A importância da participação feminina na advocacia
A valorização da presença feminina nos espaços de decisão também foi ressaltada nas discussões. A proposta de alternância de gênero na composição das listas para o Quinto Constitucional visa ampliar a participação de mulheres no meio jurídico, um passo importante para promover a equidade de gênero dentro da profissão. Assegurar que as mulheres tenham voz e espaço na advocacia é fundamental para uma representação mais justa e democrática na OAB e nos tribunais.
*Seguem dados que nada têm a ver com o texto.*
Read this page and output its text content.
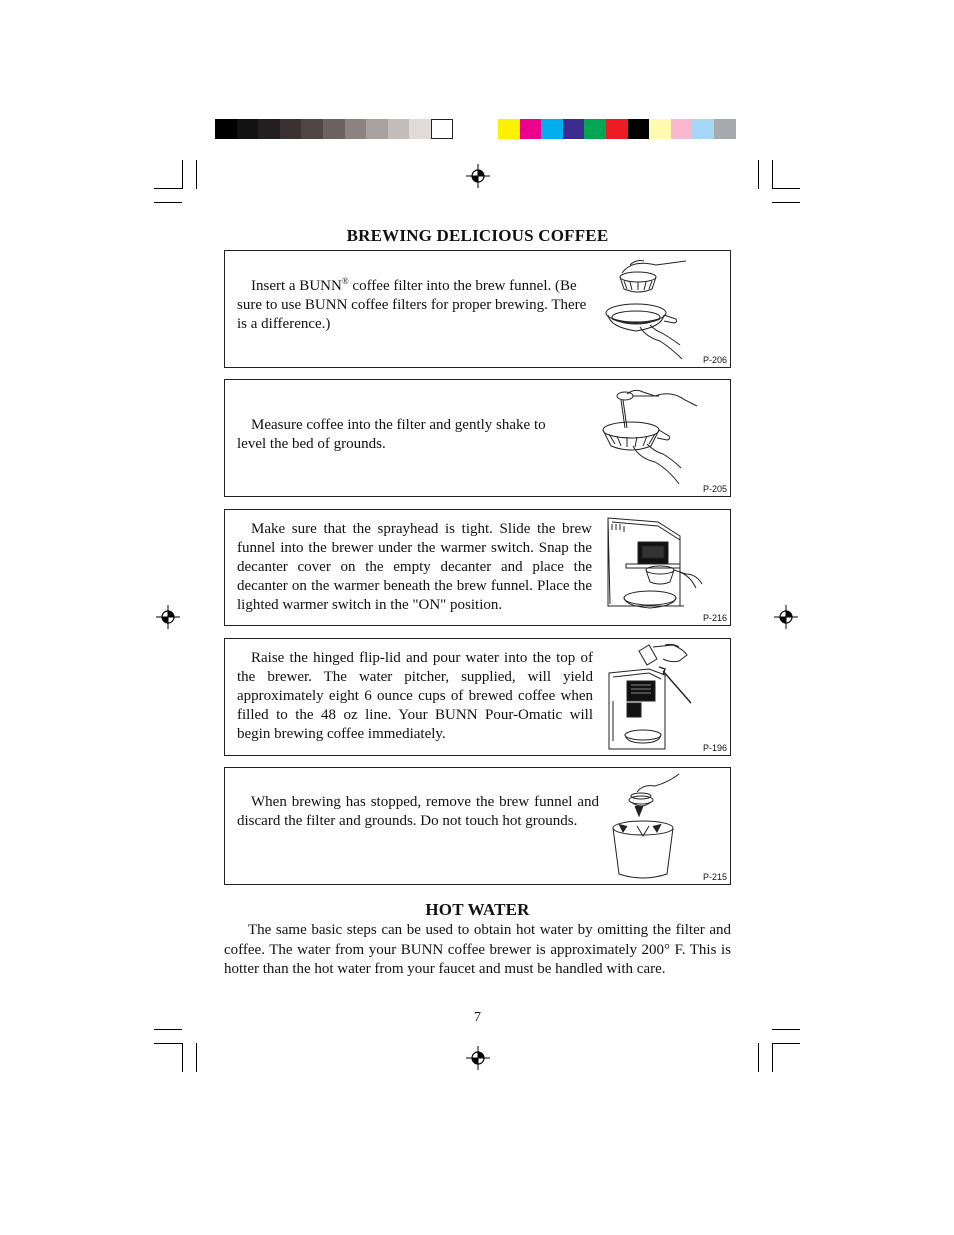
BREWING DELICIOUS COFFEE
Insert a BUNN® coffee filter into the brew funnel. (Be sure to use BUNN coffee filters for proper brewing. There is a difference.)
P-206
Measure coffee into the filter and gently shake to level the bed of grounds.
P-205
Make sure that the sprayhead is tight. Slide the brew funnel into the brewer under the warmer switch. Snap the decanter cover on the empty decanter and place the decanter on the warmer beneath the brew funnel. Place the lighted warmer switch in the "ON" position.
P-216
Raise the hinged flip-lid and pour water into the top of the brewer. The water pitcher, supplied, will yield approximately eight 6 ounce cups of brewed coffee when filled to the 48 oz line. Your BUNN Pour-Omatic will begin brewing coffee immediately.
P-196
When brewing has stopped, remove the brew funnel and discard the filter and grounds. Do not touch hot grounds.
P-215
HOT WATER
The same basic steps can be used to obtain hot water by omitting the filter and coffee. The water from your BUNN coffee brewer is approximately 200° F. This is hotter than the hot water from your faucet and must be handled with care.
7
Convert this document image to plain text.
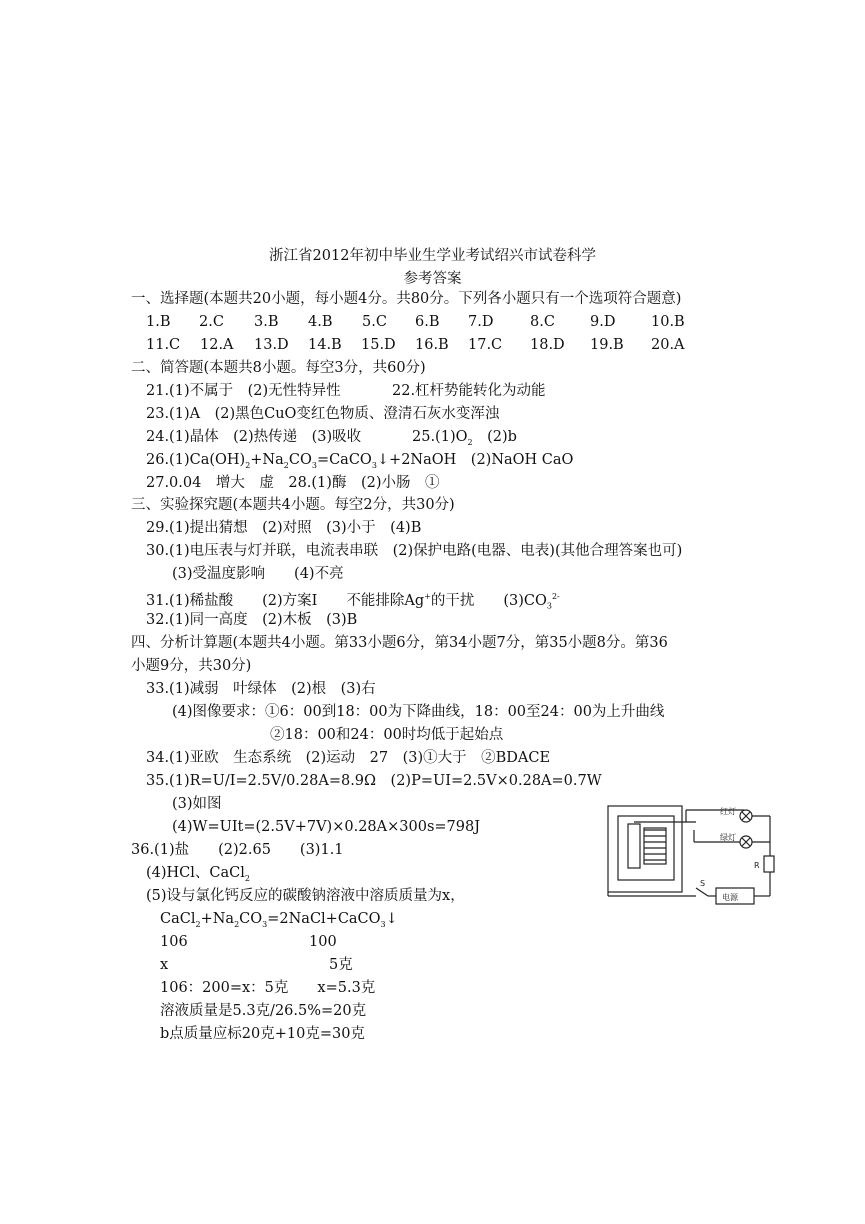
浙江省2012年初中毕业生学业考试绍兴市试卷科学
参考答案
一、选择题(本题共20小题，每小题4分。共80分。下列各小题只有一个选项符合题意)
1.B 2.C 3.B 4.B 5.C 6.B 7.D	8.C 9.D 10.B
11.C 12.A 13.D 14.B 15.D 16.B 17.C 18.D 19.B 20.A
二、简答题(本题共8小题。每空3分，共60分)
21.(1)不属于　(2)无性特异性	22.杠杆势能转化为动能
23.(1)A　(2)黑色CuO变红色物质、澄清石灰水变浑浊
24.(1)晶体　(2)热传递　(3)吸收	$25.(1)O_2$　(2)b
$26.(1)Ca(OH)_2+Na_2CO_3=CaCO_3↓+2NaOH$　(2)NaOH CaO
27.0.04　增大　虚　28.(1)酶　(2)小肠　①
三、实验探究题(本题共4小题。每空2分，共30分)
29.(1)提出猜想　(2)对照　(3)小于　(4)B
30.(1)电压表与灯并联，电流表串联　(2)保护电路(电器、电表)(其他合理答案也可)
(3)受温度影响　　(4)不亮
31.(1)稀盐酸　　(2)方案Ⅰ　　不能排除Ag+的干扰　　$(3)CO_3^{2-}$
32.(1)同一高度　(2)木板　(3)B
四、分析计算题(本题共4小题。第33小题6分，第34小题7分，第35小题8分。第36
小题9分，共30分)
33.(1)减弱　叶绿体　(2)根　(3)右
(4)图像要求：①6：00到18：00为下降曲线，18：00至24：00为上升曲线
②18：00和24：00时均低于起始点
34.(1)亚欧　生态系统　(2)运动　27　(3)①大于　②BDACE
35.(1)R=U/I=2.5V/0.28A=8.9Ω　(2)P=UI=2.5V×0.28A=0.7W
(3)如图
(4)W=UIt=(2.5V+7V)×0.28A×300s=798J
36.(1)盐　　(2)2.65　　(3)1.1
(4)HCl、CaCl$_2$
(5)设与氯化钙反应的碳酸钠溶液中溶质质量为x，
$CaCl_2+Na_2CO_3=2NaCl+CaCO_3↓$
106	100
x	5克
106：200=x：5克　　x=5.3克
溶液质量是5.3克/26.5%=20克
b点质量应标20克+10克=30克
红灯
绿灯
R
S
电源
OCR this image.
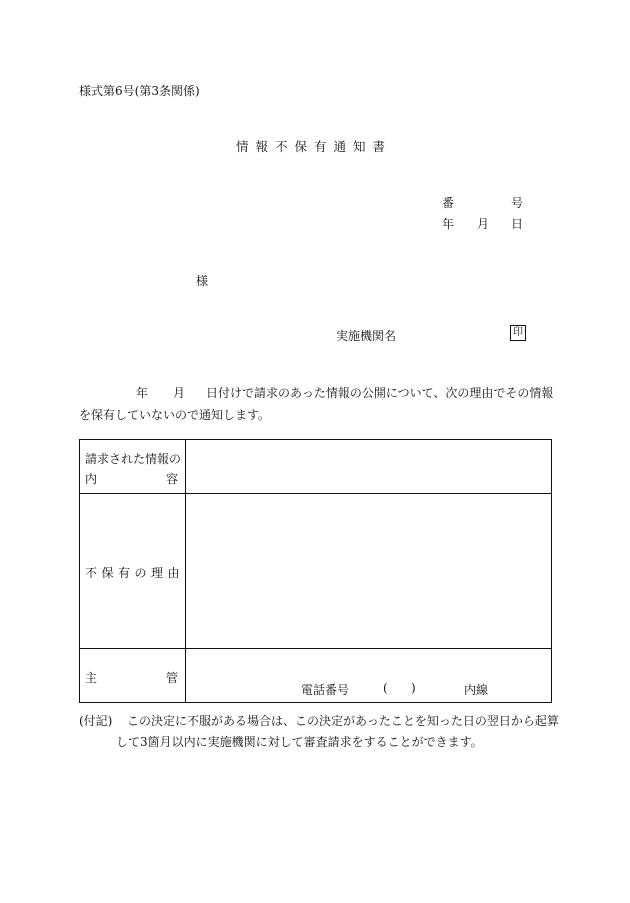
様式第6号(第3条関係)
情報不保有通知書
番	号
年 月 日
様
実施機関名	印
年 月 日付けで請求のあった情報の公開について、次の理由でその情報
を保有していないので通知します。
請求された情報の
内 容	

不保有の理由	

主 管	電話番号 ( ) 内線
(付記) この決定に不服がある場合は、この決定があったことを知った日の翌日から起算
して3箇月以内に実施機関に対して審査請求をすることができます。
Interpretação das normas de inscrição suplementar
Outro ponto abordado foi a necessidade de uma interpretação uniforme sobre o conceito de habitualidade estabelecido na Lei nº 8.906/94, especialmente em relação à inscrição suplementar dos advogados. O Colégio de Presidentes propôs que a apresentação de procuração em autos judiciais em diferentes unidades federativas não deva ser considerada, por si só, como ao exercício da profissão em local diverso de onde o advogado está inscrito originalmente. Essa interpretação busca facilitar a atuação do advogado em diferentes jurisdições, promovendo a mobilidade e a atuação profissional.
Apoio ao fortalecimento da advocacia brasileira
As decisões e propostas deliberadas durante a reunião têm como objetivo último fortalecer a advocacia brasileira. A ideia é que essas medidas não apenas aprimorem a atuação dos advogados, mas também assegurem um ambiente mais justo e democrático para a prática da advocacia, onde profissionais possam atuar com integridade e em conformidade com as normas éticas da profissão.
Próximos passos após a carta
Após a finalização da reunião e a divulgação da carta, as decisões e recomendações emanadas do Colégio de Presidentes serão encaminhadas ao Conselho Federal da OAB. Esse passo é essencial para que as propostas sejam consideradas em futuras discussões e implementações no âmbito jurídico nacional. A participação ativa dos presidentes das seccionais na formulação dessas políticas é vital para que a advocacia continue a evoluir e a se adaptar às novas demandas da sociedade e do mercado de trabalho.